I think I’m going to try mentioning google scholar in my classes this semester. I’m not going to spend a bunch of time on it, unless requested. I plan to take an informal poll to see if students have heard of it already, mention the importance of using the proxied link from our library’s web site if they are using it from off campus, run a sample search and demonstrate the library lookup features. I think for the average undergrad it would honestly be a great starting point, and it would help them find more scholarly sources then they would otherwise find using regular google. My classes haven’t started yet, so we’ll see how it goes over the next few months.

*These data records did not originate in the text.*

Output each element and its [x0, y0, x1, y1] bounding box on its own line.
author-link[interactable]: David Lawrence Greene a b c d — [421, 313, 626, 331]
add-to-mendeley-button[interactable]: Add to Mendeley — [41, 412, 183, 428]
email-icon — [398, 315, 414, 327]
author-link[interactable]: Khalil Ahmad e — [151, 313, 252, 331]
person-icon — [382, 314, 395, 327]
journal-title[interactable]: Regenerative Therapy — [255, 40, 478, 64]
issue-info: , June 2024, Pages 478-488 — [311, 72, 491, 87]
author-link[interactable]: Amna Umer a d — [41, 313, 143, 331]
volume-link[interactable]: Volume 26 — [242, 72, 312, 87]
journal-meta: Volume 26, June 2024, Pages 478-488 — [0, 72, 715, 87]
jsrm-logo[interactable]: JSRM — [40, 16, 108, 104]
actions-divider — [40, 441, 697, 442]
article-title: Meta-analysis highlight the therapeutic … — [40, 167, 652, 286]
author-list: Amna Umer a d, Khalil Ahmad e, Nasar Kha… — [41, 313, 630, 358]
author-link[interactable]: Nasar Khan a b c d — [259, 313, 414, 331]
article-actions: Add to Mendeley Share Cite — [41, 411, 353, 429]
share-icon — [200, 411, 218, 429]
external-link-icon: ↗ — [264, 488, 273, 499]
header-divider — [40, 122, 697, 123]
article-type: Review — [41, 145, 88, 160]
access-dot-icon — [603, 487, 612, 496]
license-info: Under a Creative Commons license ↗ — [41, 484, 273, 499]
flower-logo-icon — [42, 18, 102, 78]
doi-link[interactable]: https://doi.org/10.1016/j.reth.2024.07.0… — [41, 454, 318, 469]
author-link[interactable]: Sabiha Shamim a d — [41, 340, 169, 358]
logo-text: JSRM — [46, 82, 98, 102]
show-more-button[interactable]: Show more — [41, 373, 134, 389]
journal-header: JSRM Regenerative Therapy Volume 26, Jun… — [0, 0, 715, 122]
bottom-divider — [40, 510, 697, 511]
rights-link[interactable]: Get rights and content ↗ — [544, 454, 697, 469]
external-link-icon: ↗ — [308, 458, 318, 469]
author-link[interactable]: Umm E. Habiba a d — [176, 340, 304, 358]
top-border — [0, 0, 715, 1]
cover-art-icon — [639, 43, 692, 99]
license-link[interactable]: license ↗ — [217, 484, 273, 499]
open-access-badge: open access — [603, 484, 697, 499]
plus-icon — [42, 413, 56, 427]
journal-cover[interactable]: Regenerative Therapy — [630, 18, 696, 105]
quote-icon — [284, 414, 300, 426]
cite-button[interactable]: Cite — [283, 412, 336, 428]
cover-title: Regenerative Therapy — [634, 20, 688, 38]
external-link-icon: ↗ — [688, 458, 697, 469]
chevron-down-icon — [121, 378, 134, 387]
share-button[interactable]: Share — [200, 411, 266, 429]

I’m slightly mystified by technorati tags. Specifically, I’m mystified that I seem to have such prominent placement on the library tag page. I’m guessing that it is because I have a category feed for “library,” but I would think that there should be some actual A-list library bloggers on that page. I wonder if the tags play well with wordpress, or if Technorati isn’t displaying posts by blog authority on their tag pages — not that anything I’m saying about libraries isn’t fabulous, I was just expecting some other people to be listed on the page before I would be. They only seem to be tracking 23 blogs with that tag, which seems very low. That might be the explanation right there.



11:41 pm on February 7th, 2005 1
The lawyers may jerk on Google Scholar’s chain. The American Chemical Society, in an attempt to “protect our trademark, Scifinder Scholar from infringement,” is suing Google to change the name. In fact, ACS is running scared that if Google Scholar is Good Enough for 95% of scholarly searching, Chem. Abstracts Service will strangle on its own inefficiency. I will spare you what I know of the strengths and weaknesses of Chem. Abstracts Service. Suffice to say they’re changing glacially in an era of global warming.
12:10 am on February 8th, 2005 2
Yeah, I’d heard of the whole ACS suing Google thing. I thought it was amusing, yet sad.
9:03 am on February 8th, 2005 3
In a class I did a couple of weeks ago (freshman engineers) only one student (out of 70) had heard of Google Scholar.
GS is not something I’d want to promote too much. It’s more insidious than normal Google, in that it only contains a subsection of the universe of scholarly literature, and it could be easy to get lulled into thinking that you’re getting a complete picture. Plus, Google isn’t terribly choosy as to what they let into Scholar (there’s a good deal of fringe and questionable ’science’ in there). Much better to steer the students towards an appropriate A&I offering.
9:44 am on February 8th, 2005 4
I plan to spend less than 5 minutes on it, and point out that just because it says “scholar”, it doesn’t mean that everything in it is scholarly. One of my main reasons for spending time on it is to get the students to use our proxied link, if they choose to use it. We’ll see how it goes — I might end up changing my mind! The bulk of the class will be spent on regular article databases.
10:49 pm on February 8th, 2005 5
And Google Scholar can still saturate the unwary searcher. A useful example: in regular Google, type in “liquid chromatography.” Without quotes, 1.6 million hits. With quotes, 1.22 million hits. In Google Scholar, no-quotes is 350K hits, while with quotes it’s a paltry 304K. Imprecise search strings will sink one in either index.
11:25 pm on February 8th, 2005 6
This is why they come to my classes, I show them all about avoiding imprecise search strings!!!!